KV mount point. Defaults to secret.
data
object
required
Key/value pairs to store under the path. All values must be strings. This is the only channel in which the raw secret enters our system; it is forwarded to your vault and never stored by us.
metadata
object
Optional custom_metadata (KV v2) for free-form labels — name, description, owner, etc. All values must be strings.

Example Request

curl -X POST "https://api.scrapengine.io/api/v1/vault-integrations/5f8c6a74-5f2e-4f5a-9e58-5b9c3c7d2a11/secrets" \
  -H "Authorization: Bearer $SCRAPENGINE_API_KEY" \
  -H "Content-Type: application/json" \
  -d '{
    "path": "login-alice",
    "mount": "secret",
    "data": {
      "username": "[email protected]",
      "password": "hunter2"
    },
    "metadata": {
      "name": "Alice login",
      "description": "app.example.com invoices flow"
    }
  }'

Response

Success Response (201)

path
string
The path the secret was written to (as supplied).
mount
string
The mount point used — either what you supplied or the default (secret).
version
integer
KV v2 version assigned by vault.
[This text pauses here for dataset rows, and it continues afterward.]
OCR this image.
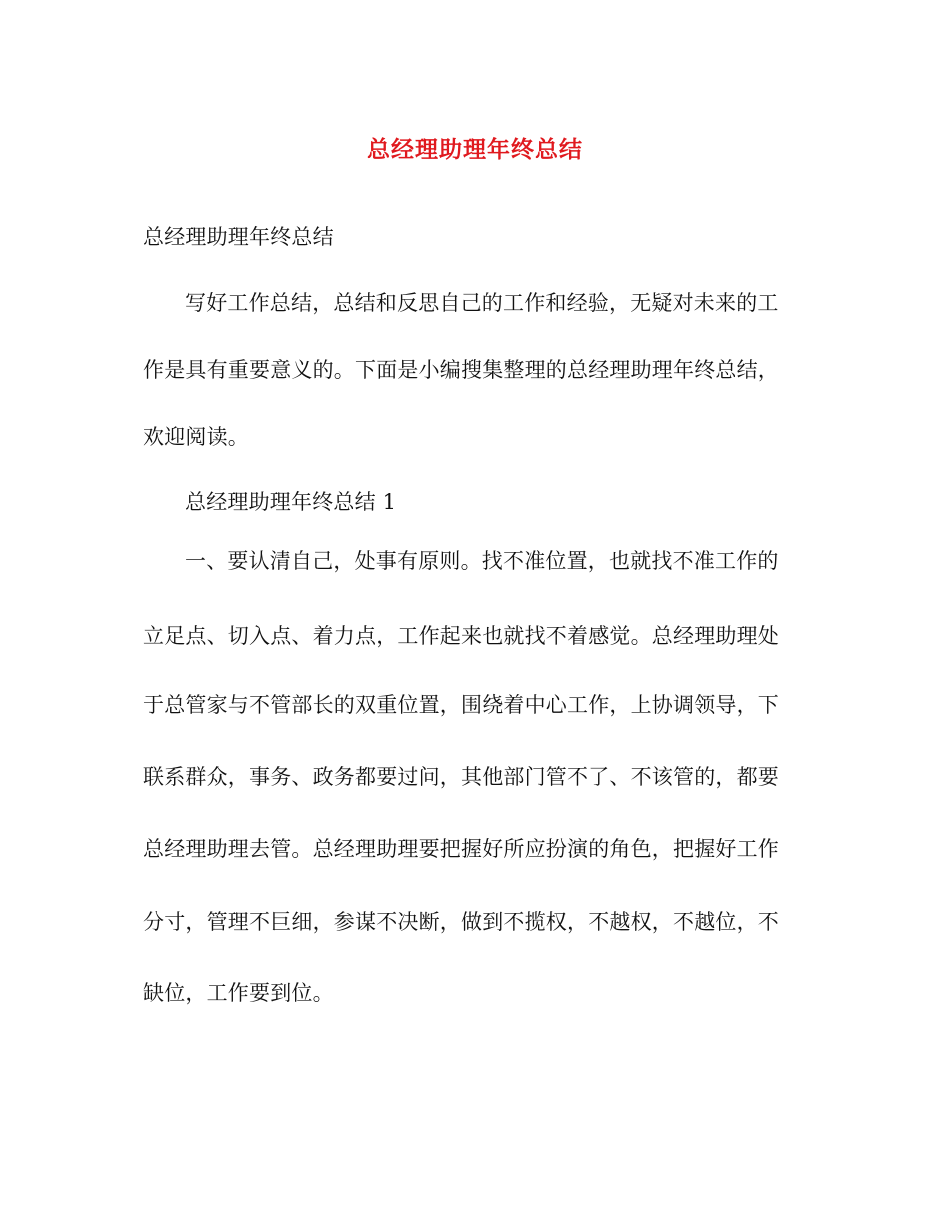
总经理助理年终总结
总经理助理年终总结
写好工作总结，总结和反思自己的工作和经验，无疑对未来的工
作是具有重要意义的。下面是小编搜集整理的总经理助理年终总结，
欢迎阅读。
总经理助理年终总结 1
一、要认清自己，处事有原则。找不准位置，也就找不准工作的
立足点、切入点、着力点，工作起来也就找不着感觉。总经理助理处
于总管家与不管部长的双重位置，围绕着中心工作，上协调领导，下
联系群众，事务、政务都要过问，其他部门管不了、不该管的，都要
总经理助理去管。总经理助理要把握好所应扮演的角色，把握好工作
分寸，管理不巨细，参谋不决断，做到不揽权，不越权，不越位，不
缺位，工作要到位。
Omitted for backends that don’t version secrets.
Example Response: 
{
  "path": "login-alice",
  "mount": "secret",
  "version": 1
}

Error Responses

StatusDescription
400Invalid body — non-string value in data / metadata, path too long, or the underlying vault rejected the write.
401Unauthorized — invalid or missing API key.
404Integration not found or not owned by the caller.